Alright – so today we’ve got the honor of introducing you to Via Li. We think you’ll enjoy our conversation, we’ve shared it below.
Alright, Via thanks for taking the time to share your stories and insights with us today. Can you open up about a risk you’ve taken – what it was like taking that risk, why you took the risk and how it turned out?
I’m a painter, and for many years I balanced my studio practice with teaching. From the outside, it looked like a stable and meaningful life in the arts. I was helping young artists grow, building structure, staying productive. Teaching is generous work—it asks you to give your attention outward.
But over time, I began to notice a quiet imbalance.
I remember having days where I was surrounded by creativity, talking about art for hours, but at night I felt strangely empty—like I was constantly giving language to everyone else’s work and slowly losing language for my own. It wasn’t burnout exactly. It was more subtle: a feeling that I was becoming efficient at the logistics of art—schedules, outcomes, progress—while drifting away from the primal reason I paint.
My own work was happening in fragments, in whatever time was left over. And the kind of painting I want to make doesn’t grow in fragments. It requires stillness, uncertainty, and long periods of observation.
The risk I took wasn’t dramatic. I didn’t walk away overnight. Instead, I made the decision to reorganize my life around protecting my studio practice again—choosing uncertainty over comfort, allowing time for work that may not lead to immediate results, and stepping outside a system that felt predictable.
Once I created that space, something shifted. I began noticing emotional details again—the subtle tension in a gesture, the silence between people, the quiet strength beneath vulnerability. Those are the spaces my paintings come from.
The experience taught me that security and growth rarely coexist. Sometimes you have to willingly disturb your own comfort to see clearly again.

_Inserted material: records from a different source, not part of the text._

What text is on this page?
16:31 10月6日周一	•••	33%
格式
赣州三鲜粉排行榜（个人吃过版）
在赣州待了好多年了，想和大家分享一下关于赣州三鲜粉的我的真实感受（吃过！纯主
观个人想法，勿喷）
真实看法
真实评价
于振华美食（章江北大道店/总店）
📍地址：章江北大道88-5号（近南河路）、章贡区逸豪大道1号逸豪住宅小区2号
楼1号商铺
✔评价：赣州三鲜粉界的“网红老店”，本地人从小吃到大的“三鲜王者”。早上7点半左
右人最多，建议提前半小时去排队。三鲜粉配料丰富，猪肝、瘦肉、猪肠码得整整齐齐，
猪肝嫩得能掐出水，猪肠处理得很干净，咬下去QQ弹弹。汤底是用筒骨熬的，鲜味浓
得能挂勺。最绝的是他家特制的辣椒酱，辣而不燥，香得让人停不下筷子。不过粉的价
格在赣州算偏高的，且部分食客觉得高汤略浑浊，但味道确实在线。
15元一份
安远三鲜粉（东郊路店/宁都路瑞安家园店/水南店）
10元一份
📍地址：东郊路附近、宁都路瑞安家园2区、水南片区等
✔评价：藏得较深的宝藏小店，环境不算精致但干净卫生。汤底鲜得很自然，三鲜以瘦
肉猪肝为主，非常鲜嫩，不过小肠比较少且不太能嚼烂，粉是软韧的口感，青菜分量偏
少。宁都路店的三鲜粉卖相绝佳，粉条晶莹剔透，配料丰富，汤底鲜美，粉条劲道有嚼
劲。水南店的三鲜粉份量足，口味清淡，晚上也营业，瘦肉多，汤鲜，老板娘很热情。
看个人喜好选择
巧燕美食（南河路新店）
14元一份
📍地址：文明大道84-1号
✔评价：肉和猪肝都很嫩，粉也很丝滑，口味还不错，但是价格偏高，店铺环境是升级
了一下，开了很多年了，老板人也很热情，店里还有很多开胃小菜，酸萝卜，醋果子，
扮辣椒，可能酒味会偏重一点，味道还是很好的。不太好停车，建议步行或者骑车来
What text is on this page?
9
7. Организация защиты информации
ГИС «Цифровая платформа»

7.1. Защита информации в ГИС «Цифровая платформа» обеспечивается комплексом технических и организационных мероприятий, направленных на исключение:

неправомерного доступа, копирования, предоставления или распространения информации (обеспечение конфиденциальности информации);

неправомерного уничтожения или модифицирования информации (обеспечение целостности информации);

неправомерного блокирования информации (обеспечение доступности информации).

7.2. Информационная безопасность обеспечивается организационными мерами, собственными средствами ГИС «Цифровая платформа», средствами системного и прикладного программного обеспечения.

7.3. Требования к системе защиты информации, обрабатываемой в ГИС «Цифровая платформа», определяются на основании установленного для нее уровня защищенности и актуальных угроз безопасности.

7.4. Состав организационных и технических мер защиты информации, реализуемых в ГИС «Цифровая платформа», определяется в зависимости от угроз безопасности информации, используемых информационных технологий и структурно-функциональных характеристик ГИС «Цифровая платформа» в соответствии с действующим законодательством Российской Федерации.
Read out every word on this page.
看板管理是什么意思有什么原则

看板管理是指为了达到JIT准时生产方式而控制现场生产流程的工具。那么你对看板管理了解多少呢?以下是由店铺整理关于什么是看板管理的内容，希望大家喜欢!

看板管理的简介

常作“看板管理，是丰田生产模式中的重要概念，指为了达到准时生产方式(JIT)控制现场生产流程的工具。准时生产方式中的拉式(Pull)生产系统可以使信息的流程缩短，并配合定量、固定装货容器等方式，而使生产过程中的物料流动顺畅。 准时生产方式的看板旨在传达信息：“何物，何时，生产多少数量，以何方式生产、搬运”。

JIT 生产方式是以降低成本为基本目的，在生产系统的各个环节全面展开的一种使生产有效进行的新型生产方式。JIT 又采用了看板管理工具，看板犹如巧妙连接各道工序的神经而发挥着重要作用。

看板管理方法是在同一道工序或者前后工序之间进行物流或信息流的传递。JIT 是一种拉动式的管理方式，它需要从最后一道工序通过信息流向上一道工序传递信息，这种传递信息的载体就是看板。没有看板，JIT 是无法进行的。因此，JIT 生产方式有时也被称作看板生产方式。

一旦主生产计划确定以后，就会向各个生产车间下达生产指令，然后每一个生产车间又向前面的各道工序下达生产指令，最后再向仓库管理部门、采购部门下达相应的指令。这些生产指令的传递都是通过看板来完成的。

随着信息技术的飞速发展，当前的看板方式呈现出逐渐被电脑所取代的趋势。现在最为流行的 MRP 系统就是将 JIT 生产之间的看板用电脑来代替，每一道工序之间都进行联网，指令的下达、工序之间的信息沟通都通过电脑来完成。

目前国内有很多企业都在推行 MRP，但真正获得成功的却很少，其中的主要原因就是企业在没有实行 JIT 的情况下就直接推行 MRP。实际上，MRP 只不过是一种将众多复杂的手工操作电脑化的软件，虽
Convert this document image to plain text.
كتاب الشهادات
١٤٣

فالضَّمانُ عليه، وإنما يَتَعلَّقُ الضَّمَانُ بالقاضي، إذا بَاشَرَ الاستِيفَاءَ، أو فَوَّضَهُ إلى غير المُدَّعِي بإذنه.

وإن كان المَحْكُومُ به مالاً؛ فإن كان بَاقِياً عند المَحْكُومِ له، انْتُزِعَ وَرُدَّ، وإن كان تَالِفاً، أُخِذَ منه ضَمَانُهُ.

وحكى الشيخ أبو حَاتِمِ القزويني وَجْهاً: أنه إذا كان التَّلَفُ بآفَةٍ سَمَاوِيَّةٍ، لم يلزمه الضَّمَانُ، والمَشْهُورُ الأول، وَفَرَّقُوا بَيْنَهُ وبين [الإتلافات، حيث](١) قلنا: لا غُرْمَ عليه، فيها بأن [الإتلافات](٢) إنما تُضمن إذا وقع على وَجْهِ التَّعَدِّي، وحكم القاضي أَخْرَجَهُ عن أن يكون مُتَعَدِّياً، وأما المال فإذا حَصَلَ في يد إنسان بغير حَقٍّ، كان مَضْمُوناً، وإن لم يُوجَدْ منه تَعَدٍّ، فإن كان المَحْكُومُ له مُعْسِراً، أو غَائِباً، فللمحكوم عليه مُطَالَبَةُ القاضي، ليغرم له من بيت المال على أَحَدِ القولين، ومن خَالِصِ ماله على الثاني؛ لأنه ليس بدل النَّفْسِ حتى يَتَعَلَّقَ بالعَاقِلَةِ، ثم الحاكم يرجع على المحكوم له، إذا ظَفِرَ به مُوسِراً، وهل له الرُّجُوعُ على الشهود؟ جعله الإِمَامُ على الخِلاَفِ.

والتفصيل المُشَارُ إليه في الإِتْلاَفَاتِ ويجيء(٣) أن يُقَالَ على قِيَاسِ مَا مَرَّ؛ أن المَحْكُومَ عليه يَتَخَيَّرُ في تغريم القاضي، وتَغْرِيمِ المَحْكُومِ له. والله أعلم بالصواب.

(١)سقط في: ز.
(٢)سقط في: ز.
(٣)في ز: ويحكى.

Great, appreciate you sharing that with us. Before we ask you to share more of your insights, can you take a moment to introduce yourself and how you got to where you are today to our readers.
I am a contemporary figurative painter. My work explores emotional states rather than literal narratives. I’m interested in the psychological space people carry inside them—the tension between fragility and resilience, beauty and discomfort, exposure and self-protection. . Through my practice, I aim to give form to those interior silences that words often fail to capture.
My background began in design, which gave me technical discipline and structural thinking. But painting became the place where I could move beyond solving visual problems and instead sit with emotional questions. Over time, the human figure became central in my work—not as portraiture, but as a vessel for inner experience.
I don’t create decorative images. I create pauses. I want viewers to feel something slightly unsettled, slightly recognized—like they’ve encountered a part of themselves they hadn’t fully named. In a world that moves quickly and rewards constant output, my work is rooted in slowing down perception.
What sets my practice apart is this focus on emotional nuance. I pay attention to what is usually overlooked: micro-expressions, psychological weight, subtle gestures. These are small things, but they hold enormous human energy.
What I’m most proud of isn’t a specific exhibition or milestone—it’s that my work continues to evolve honestly. I’m committed to building a body of work that deepens over time rather than chasing trends or speed.


What do you think is the goal or mission that drives your creative journey?
My mission is not to produce more images—it’s to expand awareness.
I believe many people move through life disconnected from their own emotional depth. We function, we perform, we succeed—but we rarely pause long enough to examine what we’re actually feeling. My paintings are an invitation to slow down and look inward.
I’m especially interested in emotional strength that doesn’t look loud or obvious. There is a quiet resilience in vulnerability. There is power in stillness. That complexity drives my work.
If someone stands in front of one of my paintings and feels seen—or feels something they didn’t expect—that is success for me. I’m less interested in answers and more interested in creating space for reflection.


What’s a lesson you had to unlearn and what’s the backstory?
One of the biggest lessons I had to unlearn was the idea that productivity equals value.
Coming from a structured academic and professional background, I was trained to measure progress—exhibitions, output, achievements. And while those things matter, I realized they can quietly shape your relationship with creativity in unhealthy ways.
Painting doesn’t respond well to pressure. It responds to attention.
I had to unlearn the habit of constantly proving myself and instead allow time for uncertainty. Some days in the studio look like “nothing happening”—but internally, something is shifting. Learning to respect that invisible process was transformative.
Unlearning productivity allowed me to return to curiosity. And curiosity, more than discipline or ambition, is what keeps my work alive.